I bet your congregation changes lives. That’s why you keep coming back, right? So if it’s true that your congregation has something amazing to offer, how do people get to know about it, and how do they get connected?
We know how people find out about Unitarian Universalism. They stumble across our awesome websites, they see our fabulous blog posts, they hear about our justice work in the news. Every day, I help congregations use social media, branding and other communications tools to reach new audiences. But once those new people find out about you, what happens next? How do you translate that awareness into longer-term engagement?

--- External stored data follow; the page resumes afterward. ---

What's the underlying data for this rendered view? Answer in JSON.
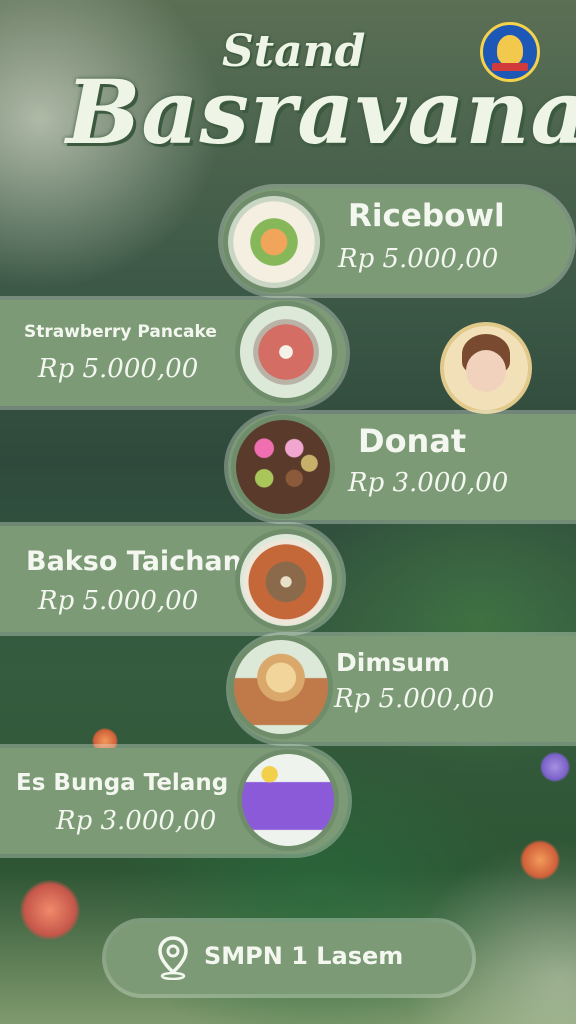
{
  "header": {
    "subtitle": "Stand",
    "title": "Basravana",
    "logo": "school-emblem"
  },
  "menu": [
    {
      "name": "Ricebowl",
      "price": "Rp 5.000,00",
      "image": "ricebowl-dish"
    },
    {
      "name": "Strawberry Pancake",
      "price": "Rp 5.000,00",
      "image": "strawberry-pancake-dish"
    },
    {
      "name": "Donat",
      "price": "Rp 3.000,00",
      "image": "donut-box"
    },
    {
      "name": "Bakso Taichan",
      "price": "Rp 5.000,00",
      "image": "bakso-bowl"
    },
    {
      "name": "Dimsum",
      "price": "Rp 5.000,00",
      "image": "dimsum-steamer"
    },
    {
      "name": "Es Bunga Telang",
      "price": "Rp 3.000,00",
      "image": "butterfly-pea-drink"
    }
  ],
  "location": {
    "icon": "location-pin-icon",
    "label": "SMPN 1 Lasem"
  },
  "colors": {
    "card": "#7c9a76",
    "text": "#f3f7ef",
    "forest": "#2f4a3c"
  }
}
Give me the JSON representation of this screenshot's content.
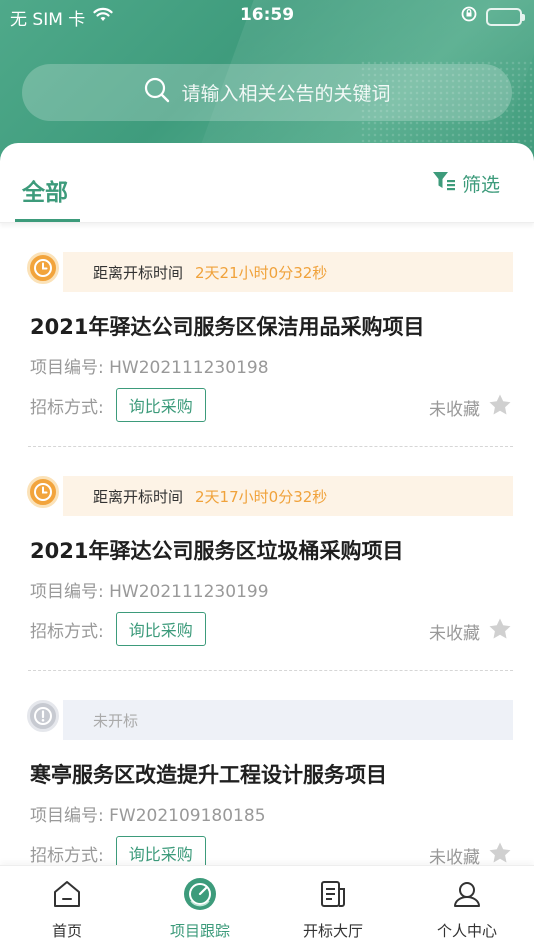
{
  "status_bar": {
    "carrier": "无 SIM 卡",
    "time": "16:59"
  },
  "search": {
    "placeholder": "请输入相关公告的关键词"
  },
  "tabs": {
    "all_label": "全部",
    "filter_label": "筛选"
  },
  "items": [
    {
      "countdown_label": "距离开标时间",
      "countdown_value": "2天21小时0分32秒",
      "title": "2021年驿达公司服务区保洁用品采购项目",
      "code": "项目编号: HW202111230198",
      "method_label": "招标方式:",
      "method": "询比采购",
      "fav_label": "未收藏"
    },
    {
      "countdown_label": "距离开标时间",
      "countdown_value": "2天17小时0分32秒",
      "title": "2021年驿达公司服务区垃圾桶采购项目",
      "code": "项目编号: HW202111230199",
      "method_label": "招标方式:",
      "method": "询比采购",
      "fav_label": "未收藏"
    },
    {
      "countdown_label": "未开标",
      "countdown_value": "",
      "title": "寒亭服务区改造提升工程设计服务项目",
      "code": "项目编号: FW202109180185",
      "method_label": "招标方式:",
      "method": "询比采购",
      "fav_label": "未收藏"
    }
  ],
  "tabbar": [
    {
      "label": "首页",
      "icon": "home-icon"
    },
    {
      "label": "项目跟踪",
      "icon": "tracking-icon"
    },
    {
      "label": "开标大厅",
      "icon": "hall-icon"
    },
    {
      "label": "个人中心",
      "icon": "user-icon"
    }
  ],
  "colors": {
    "accent": "#3d9b7b",
    "countdown_orange": "#f0a23b"
  }
}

Entry points are a great way to introduce your congregation to new people and help them learn how to get involved. Think of an entry point as doorway into the life of your congregation. In the past, simply inviting someone to visit next Sunday might have been enough. But today, as Americans are becoming less religious, we need more ways to connect with our community that don’t feel so church-y up front. Give folks a chance to see what your congregation has to offer before they take what can feel like a big step - showing up for Sunday services.
An entry point can be any activity, program, event or opportunity where you invite new people to connect with your congregation. Here are a few key features of successful entry points:
Entry point opportunities should be explicitly connected to the life and purpose of your congregation. Lots of churches host yoga classes, day care programs and recovery groups, and those are all really important. But if you can’t say clearly WHY an event is a core part of your congregation’s mission, then it doesn’t work as a true entry point, and it’s just a nice but unrelated event.
Pass the “Friend Test”
Would you invite your friend who is not a UU? If not, your entry point opportunity has failed the “Friend Test.” Your entry point could be too insider-y (the weekly Women’s Circle that’s met for the past 20 years) or too high commitment (a ten-week adult faith development class). You want someone who is not currently “church shopping” to feel excited to come.
Probably not Sunday morning
Though most congregations have a welcome script during Sunday worship services, the focus on visitors often stops there. For visitors, going to religious education classes can be confusing, coffee hour can be clique-y, and joys & concerns can run long. So it’s usually better to create entry points where the visitor experience is central to the design and planning (and they don’t even have to be in your building, like doing a park cleanup!). Special Sundays can be decent entry points, like an all-ages holiday service, if they are planned and advertised well.
Once you’ve got an entry point planned, promote the heck out of it! Whenever I talk to congregations that are planning to spend money on advertising or direct mail, (and I hope more do!) I always tell them to include an invitation to an entry point event. This gives you a reason to reach out, a call to action, instead of just saying “hey, we exist!” At the UUA, we’re actually working on a promotional toolkit for congregations, hopefully to be released fall 2016, so stay tuned.
Here are some examples of super-cool entry points:
- Seedy Saturday, annual event to celebrate and learn about gardening and environmental issues (Unitarian Congregation in Mississauga, ON)
- Luna Rising, community celebration of women and girls (UU Church of Charlotte, NC)
- Hogwarts/CampUU, Harry Potter-themed summer camp for ages 6-11 (First UU Church of Austin, TX)
- For the Love of Tiny Houses, showcase of the tiny house movement as a response to the lack of affordable housing (UU Fellowship of Redwood City, CA)
- Play GroUUp, weekly gathering of toddlers and parents (UU Congregation of Las Vegas, NV)
Remember, entry points can be really valuable for current members as well. All these examples listed here involved members of the host congregation. If you think about the Spectrum of Faithful Relationship, events and activities planned for folks on the left side of the spectrum (your fans and friends) can appeal to those on the right side (your core members and leaders). But it doesn’t work the other way around; events planned for congregational leaders have a much narrower audience.
My final piece of advice for congregations planning entry point opportunities – always have a “next ask,” or an upcoming event you can invite people to. This gives you a reason to collect email addresses and follow up with attendees, one of the best ways to build trust and engagement. Make sure your follow-up event is connected to the theme your entry point event, which shows that you take your congregation’s mission seriously. For example, if you do a panel on the tiny house movement, then do a tiny house tour two months later (good job, UU Fellowship of Redwood City!).
So get out there, start scheduling entry point opportunities! Get the word out, have fun, and collect some email addresses.